Com a nova tecnologia digital, a grade não é mais compulsória; cada telespectador grava ou “reserva” o programa que lhe interessa para horário de sua conveniência, excluindo, se desejar, a publicidade.

Mudou o sistema de produção e controle dos produtos, antes inteiramente dos donos das televisões. O que era produzido nos estúdios passou a ser produzido também por empresas independentes que oferecem produtos com outra dicção para as telas. Muito mais do que isso, o perigo foi constatado pela produção feita pelos próprios espectadores, com celulares transformados em filmadoras, e divulgada nos novos suportes –seja no YouTube, seja nos blogs, ou no Facebook.

Afirmou-se o já verificado: as redes constituem um meio de comunicação incontrolável. Um garoto em São Paulo que filmou o assassinato de outro garoto dentro de um camburão –o vídeo foi posteriormente difundido pelo YouTube e canais convencionais– conseguiu a demissão de policiais. Infelizmente, também foi assassinado.

Imagine a perda de poder político das emissoras abertas. Outra ameaça que incomoda tanto as corporações como a cidadania é a perda de privacidade das pessoas e de segredos comerciais das emissoras.

Em verdade, a comunicação só teve quatro momentos exponenciais: Homero, Gutenberg, televisão e internet. Contudo, a internet não vai acabar com a TV, nem com Homero, nem com Gutenberg. A TV apenas mudou a tela da sala de jantar para outras inúmeras telas ou telinhas mais disponíveis. Até Homero, que teria compilado séculos de poesia oral em papiros, é lido num Kindle.

Só duas coisas vão mudar completamente: o modelo de negócio da comunicação, principalmente o da televisão, e a divulgação dos valores criativos, hoje realizada diretamente pela fonte.

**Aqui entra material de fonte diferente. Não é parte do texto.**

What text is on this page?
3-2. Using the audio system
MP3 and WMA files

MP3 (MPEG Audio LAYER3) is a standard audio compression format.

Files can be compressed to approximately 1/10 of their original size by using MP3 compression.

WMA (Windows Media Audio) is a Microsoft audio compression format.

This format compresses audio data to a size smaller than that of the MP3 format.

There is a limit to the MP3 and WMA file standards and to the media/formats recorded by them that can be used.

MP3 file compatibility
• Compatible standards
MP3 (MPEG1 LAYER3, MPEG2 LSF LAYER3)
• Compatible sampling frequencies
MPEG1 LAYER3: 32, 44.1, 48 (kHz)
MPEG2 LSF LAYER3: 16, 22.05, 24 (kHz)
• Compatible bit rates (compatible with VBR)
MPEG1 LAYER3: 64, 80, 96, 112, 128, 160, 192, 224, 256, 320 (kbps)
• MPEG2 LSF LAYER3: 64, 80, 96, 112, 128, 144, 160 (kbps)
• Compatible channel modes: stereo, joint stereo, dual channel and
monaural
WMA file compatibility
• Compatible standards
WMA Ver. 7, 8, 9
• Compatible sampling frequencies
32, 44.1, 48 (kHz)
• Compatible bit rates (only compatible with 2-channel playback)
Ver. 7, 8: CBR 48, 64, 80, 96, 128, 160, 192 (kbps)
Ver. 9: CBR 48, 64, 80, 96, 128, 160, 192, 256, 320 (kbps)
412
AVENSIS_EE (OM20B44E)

E isso ficou visível no congresso de Zaragoza, que abrigou 500 propostas de programação alternativa e sustentável, selecionou e apresentou 21 delas, em fascinantes exposições ilustradas por seus criadores. Até o príncipe das Astúrias, presente, percebeu que as mudanças vão além das fronteiras confinadas.

JORGE DA CUNHA LIMA, 82, é presidente da Aliança Francesa e vice-presidente do Conselho Curador da Fundação Padre Anchieta e do Itaú Cultural

Acesse o PDF: O enterro do modelo de negócio da TV aberta (Folha de S.Paulo, 08/01/2013)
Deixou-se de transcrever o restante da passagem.